Calçar bem custa caro,
ainda mais da última coleção.
Você que, como eu,
não é nenhum top de linha,
em vez de pisar boate
ou loja de grife,
freqüentava ponta de estoque
e liquidação.
Suas chances então só diminuíam.
Contentava-se com o modelo que havia.
E como ficava feio
sua calça vermelha
com o mocassim verde-limão.
Foi aí que um dia
você passava pela vitrine e não me via.
Também eu não estava lá.
Sou de uma fabriqueta,
de fundo de quintal.
Me fizeram de encomenda,
mas o dono nunca foi buscar.
Meu artigo é bem macio,
capaz de esticar e de encolher.
Tenho, é verdade,
um pequeno defeito,
tão pequeno, que se não olhar bem,
nem dá pra ver.
Se você me quiser,
é só ajeitar o cadarço
que vale também como um sinal
e pode até virar argola.
Amarre-o no seu pé aleijado
e me encontre lugar tal,
nesse dia e nessa hora.
Decida com cuidado.
Mas não se esqueça:
quem me fez,
jogou a fôrma fora.
P.S: Poema da série "Escritos para uso pessoal e doméstico" 2005
19:22 | Permalink | Comentários (0) | Tags: escritos para uso pessoal e doméstico
28-08-2011
Caça
Eu nunca serei uma caça morta.
Infeliz do caçador que descansar a arma.
Verá seu rosto refletido numa poça
de sangue, decepção e mágoa.
Eu terei me esquivado do primeiro golpe.
Eu terei fugido como uma corsa foge.
A bala terá vazado a minha carne flácida
e ficado encravada nos meus ossos fortes.
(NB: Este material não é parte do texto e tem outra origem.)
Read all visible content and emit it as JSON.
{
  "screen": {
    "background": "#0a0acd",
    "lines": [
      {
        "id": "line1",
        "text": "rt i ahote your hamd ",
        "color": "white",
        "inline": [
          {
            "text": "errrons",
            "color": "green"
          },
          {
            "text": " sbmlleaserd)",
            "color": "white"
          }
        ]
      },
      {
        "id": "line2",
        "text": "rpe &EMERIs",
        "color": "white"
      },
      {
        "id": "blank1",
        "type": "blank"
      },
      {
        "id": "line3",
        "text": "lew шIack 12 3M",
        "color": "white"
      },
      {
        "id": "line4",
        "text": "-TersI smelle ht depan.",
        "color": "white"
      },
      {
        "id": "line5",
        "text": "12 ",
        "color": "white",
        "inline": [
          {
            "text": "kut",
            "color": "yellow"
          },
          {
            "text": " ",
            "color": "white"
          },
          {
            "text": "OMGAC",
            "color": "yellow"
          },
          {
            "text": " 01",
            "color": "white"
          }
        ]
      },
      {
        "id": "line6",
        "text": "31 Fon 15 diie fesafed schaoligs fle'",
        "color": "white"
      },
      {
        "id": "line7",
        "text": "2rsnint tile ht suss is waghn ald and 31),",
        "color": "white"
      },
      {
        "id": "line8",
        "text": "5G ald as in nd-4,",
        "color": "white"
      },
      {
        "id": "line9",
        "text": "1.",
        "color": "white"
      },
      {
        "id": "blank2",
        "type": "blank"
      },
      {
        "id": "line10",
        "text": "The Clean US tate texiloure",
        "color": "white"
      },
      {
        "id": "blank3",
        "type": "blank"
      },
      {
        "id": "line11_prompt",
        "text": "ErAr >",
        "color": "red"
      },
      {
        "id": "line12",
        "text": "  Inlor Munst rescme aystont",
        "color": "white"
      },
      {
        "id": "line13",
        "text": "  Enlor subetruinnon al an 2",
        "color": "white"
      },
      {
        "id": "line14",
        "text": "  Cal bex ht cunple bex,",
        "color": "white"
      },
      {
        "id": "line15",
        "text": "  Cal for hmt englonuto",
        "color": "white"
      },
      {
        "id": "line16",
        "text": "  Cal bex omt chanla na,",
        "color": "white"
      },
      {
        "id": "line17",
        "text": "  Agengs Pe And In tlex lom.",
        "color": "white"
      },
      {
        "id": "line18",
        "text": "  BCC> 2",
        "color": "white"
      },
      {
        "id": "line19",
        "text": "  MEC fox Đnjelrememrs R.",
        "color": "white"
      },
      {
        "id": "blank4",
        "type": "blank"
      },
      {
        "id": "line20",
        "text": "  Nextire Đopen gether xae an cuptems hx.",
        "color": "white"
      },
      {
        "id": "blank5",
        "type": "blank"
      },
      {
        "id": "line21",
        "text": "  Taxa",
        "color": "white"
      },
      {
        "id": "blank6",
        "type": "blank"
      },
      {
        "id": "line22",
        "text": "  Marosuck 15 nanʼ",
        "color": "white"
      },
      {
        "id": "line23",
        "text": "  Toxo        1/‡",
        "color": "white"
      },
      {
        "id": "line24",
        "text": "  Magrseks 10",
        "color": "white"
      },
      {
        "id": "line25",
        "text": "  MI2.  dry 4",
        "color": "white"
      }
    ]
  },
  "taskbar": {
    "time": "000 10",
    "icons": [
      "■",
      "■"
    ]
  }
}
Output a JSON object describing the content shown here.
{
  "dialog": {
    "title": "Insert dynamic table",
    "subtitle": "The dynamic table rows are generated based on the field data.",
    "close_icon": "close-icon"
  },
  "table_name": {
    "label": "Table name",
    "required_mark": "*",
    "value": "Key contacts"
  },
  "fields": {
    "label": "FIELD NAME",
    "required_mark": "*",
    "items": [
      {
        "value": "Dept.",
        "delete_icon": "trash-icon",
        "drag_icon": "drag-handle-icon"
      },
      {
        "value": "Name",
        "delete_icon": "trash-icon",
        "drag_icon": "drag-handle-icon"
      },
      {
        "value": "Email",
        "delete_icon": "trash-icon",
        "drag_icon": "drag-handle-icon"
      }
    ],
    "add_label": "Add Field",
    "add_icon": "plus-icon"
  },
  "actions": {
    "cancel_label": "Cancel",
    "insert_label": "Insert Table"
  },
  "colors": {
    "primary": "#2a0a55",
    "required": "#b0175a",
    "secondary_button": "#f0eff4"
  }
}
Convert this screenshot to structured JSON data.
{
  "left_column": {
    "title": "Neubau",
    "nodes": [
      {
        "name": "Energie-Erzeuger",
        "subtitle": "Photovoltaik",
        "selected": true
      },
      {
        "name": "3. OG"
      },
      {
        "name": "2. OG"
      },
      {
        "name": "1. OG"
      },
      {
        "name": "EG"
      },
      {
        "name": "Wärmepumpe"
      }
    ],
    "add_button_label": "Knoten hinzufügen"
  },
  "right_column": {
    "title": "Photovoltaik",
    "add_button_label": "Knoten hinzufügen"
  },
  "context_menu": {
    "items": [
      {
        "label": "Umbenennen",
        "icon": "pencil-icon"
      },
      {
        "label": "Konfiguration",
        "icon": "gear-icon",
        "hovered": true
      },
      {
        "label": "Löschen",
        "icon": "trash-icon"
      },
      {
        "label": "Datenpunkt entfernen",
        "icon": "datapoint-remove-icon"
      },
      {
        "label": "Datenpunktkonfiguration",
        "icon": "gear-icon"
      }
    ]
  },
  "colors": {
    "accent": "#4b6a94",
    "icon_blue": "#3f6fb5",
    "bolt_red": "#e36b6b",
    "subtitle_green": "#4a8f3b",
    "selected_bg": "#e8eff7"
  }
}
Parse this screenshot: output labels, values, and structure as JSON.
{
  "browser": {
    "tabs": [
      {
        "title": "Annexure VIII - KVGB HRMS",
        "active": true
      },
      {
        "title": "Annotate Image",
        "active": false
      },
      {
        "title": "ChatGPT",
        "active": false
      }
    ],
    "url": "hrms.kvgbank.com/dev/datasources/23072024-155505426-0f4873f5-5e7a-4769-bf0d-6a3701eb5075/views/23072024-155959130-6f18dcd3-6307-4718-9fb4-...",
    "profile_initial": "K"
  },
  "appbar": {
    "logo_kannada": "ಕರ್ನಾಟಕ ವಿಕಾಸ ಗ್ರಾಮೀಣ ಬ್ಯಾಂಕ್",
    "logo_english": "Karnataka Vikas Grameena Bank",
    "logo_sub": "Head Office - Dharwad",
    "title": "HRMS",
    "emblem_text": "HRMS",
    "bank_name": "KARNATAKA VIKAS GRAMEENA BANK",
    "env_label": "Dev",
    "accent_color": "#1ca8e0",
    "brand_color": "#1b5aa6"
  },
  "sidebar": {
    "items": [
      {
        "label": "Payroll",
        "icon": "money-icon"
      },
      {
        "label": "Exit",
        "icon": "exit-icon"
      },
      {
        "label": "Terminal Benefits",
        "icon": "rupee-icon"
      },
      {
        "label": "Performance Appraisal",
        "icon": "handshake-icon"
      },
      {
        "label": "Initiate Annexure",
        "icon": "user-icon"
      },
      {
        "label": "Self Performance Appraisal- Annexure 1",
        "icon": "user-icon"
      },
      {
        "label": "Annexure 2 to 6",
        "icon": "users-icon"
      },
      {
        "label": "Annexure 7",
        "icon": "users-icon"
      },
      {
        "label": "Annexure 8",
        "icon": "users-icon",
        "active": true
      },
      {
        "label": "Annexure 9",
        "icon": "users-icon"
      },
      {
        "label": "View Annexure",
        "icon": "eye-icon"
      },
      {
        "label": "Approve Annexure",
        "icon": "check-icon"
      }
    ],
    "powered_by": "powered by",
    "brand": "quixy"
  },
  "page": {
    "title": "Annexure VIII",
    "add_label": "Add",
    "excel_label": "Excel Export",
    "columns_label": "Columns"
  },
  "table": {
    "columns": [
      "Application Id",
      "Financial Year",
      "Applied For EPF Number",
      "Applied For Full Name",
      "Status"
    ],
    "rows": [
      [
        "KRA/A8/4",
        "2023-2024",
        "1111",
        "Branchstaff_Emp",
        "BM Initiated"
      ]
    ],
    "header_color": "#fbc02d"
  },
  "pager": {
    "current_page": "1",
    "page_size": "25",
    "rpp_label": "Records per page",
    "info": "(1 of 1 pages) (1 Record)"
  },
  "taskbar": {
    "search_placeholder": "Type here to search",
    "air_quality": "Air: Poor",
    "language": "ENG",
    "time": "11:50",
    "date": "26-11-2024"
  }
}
Quando achar que me encontra
repousada nos seus braços,
verá que sou a sombra
que se dissipa ao longe.
Quando achar que me exibe
como um troféu de esporte,
na parede urso,
tigre,
gata,
alce,
nada encontrará além de um rombo.
Da série "Escritos para uso pessoal e doméstico", 2005.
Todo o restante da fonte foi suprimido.